NHIMG editorial — based on content published by Sift: 15 Years of Sift: Jason Tan and Marc Friend on Fraud, Trust, and What Comes Next

Questions worth separating out

Q: How should security teams balance fraud friction with user experience?

A: Security teams should balance fraud friction by making trust decisions contextual rather than universal.

Q: Why do rules-based fraud controls fail against adaptive attackers?

A: Rules work only for patterns the team already knows, so attackers can shift device, network, or behavioural traits to stay outside static thresholds.

Q: How do teams know if identity security controls are actually working?

A: Identity security controls are working when teams can show a current view of high-risk entitlements, detect privilege drift quickly, and remove access before exposure spreads.

Practitioner guidance

  • Define trust decision ownership Assign explicit ownership for login, recovery, and transaction trust decisions so IAM and fraud teams are not making overlapping or contradictory calls.
  • Instrument trust decision lag Measure the time between a risk signal appearing and the control response being applied.
  • Use adaptive verification for high-value journeys Apply progressive verification only where the session or transaction context warrants it, rather than treating every interaction the same.
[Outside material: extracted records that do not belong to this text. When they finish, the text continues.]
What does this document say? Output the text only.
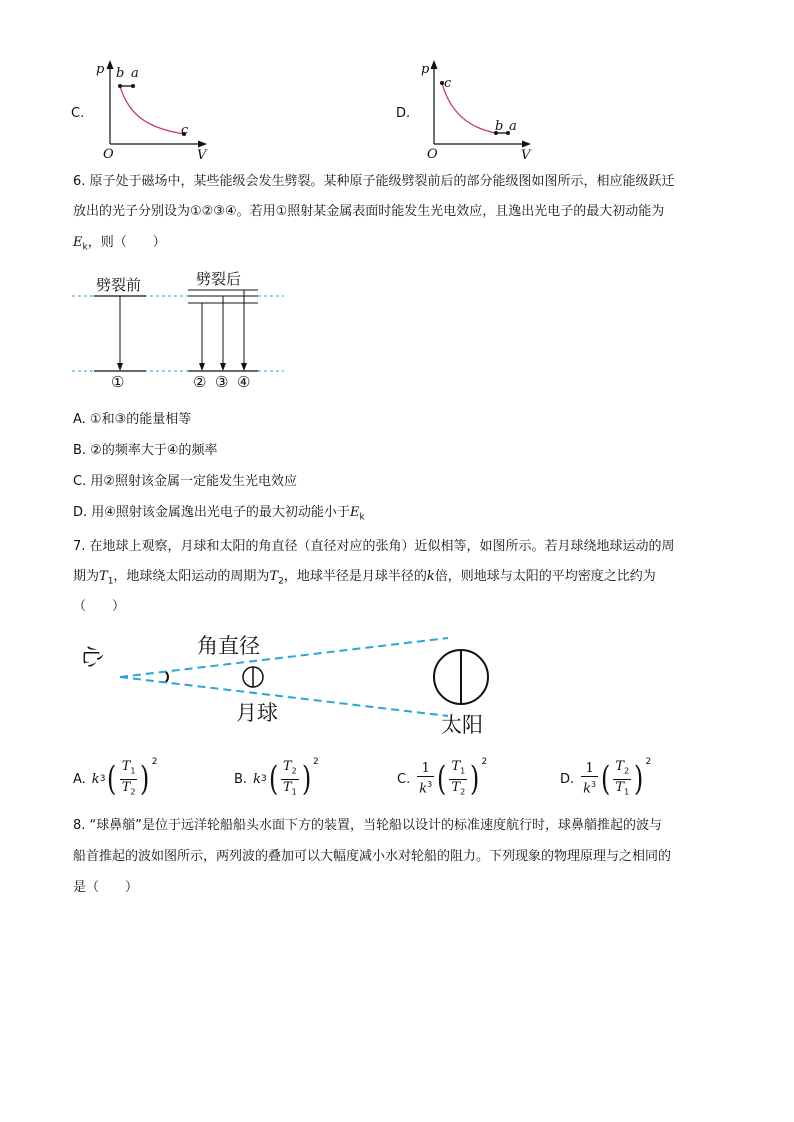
C.
p b a
c
O	V
D.
p
c
b a
O	V
6. 原子处于磁场中，某些能级会发生劈裂。某种原子能级劈裂前后的部分能级图如图所示，相应能级跃迁
放出的光子分别设为①②③④。若用①照射某金属表面时能发生光电效应，且逸出光电子的最大初动能为
$E_k$，则（　　）
劈裂前	劈裂后
①	② ③ ④
A. ①和③的能量相等
B. ②的频率大于④的频率
C. 用②照射该金属一定能发生光电效应
D. 用④照射该金属逸出光电子的最大初动能小于$E_k$
7. 在地球上观察，月球和太阳的角直径（直径对应的张角）近似相等，如图所示。若月球绕地球运动的周
期为$T_1$，地球绕太阳运动的周期为$T_2$，地球半径是月球半径的k倍，则地球与太阳的平均密度之比约为
（　　）
心	角直径
月球	太阳
A. k 3 ( $\frac{T_1}{T_2} )^2$
B. k 3 ( $\frac{T_2}{T_1} )^2$
C. $\frac{1}{k^3}$ ( $\frac{T_1}{T_2} )^2$
D. $\frac{1}{k^3}$ ( $\frac{T_2}{T_1} )^2$
8. “球鼻艏”是位于远洋轮船船头水面下方的装置，当轮船以设计的标准速度航行时，球鼻艏推起的波与
船首推起的波如图所示，两列波的叠加可以大幅度减小水对轮船的阻力。下列现象的物理原理与之相同的
是（　　）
What's in the full article

Sift's full post covers the operational detail this post intentionally leaves for the source:

  • How the company describes dynamic trust scoring in live customer flows.
  • The examples it gives for changing checkout friction based on confidence signals.
  • The leadership perspective on how AI is reshaping fraud operations and customer expectations.
  • The longer discussion of culture, decision-making, and what the team says comes next.

👉 Read Sift’s 15-year perspective on fraud trust, AI, and what comes next →

Fraud trust models are shifting from rules to adaptive decisioning?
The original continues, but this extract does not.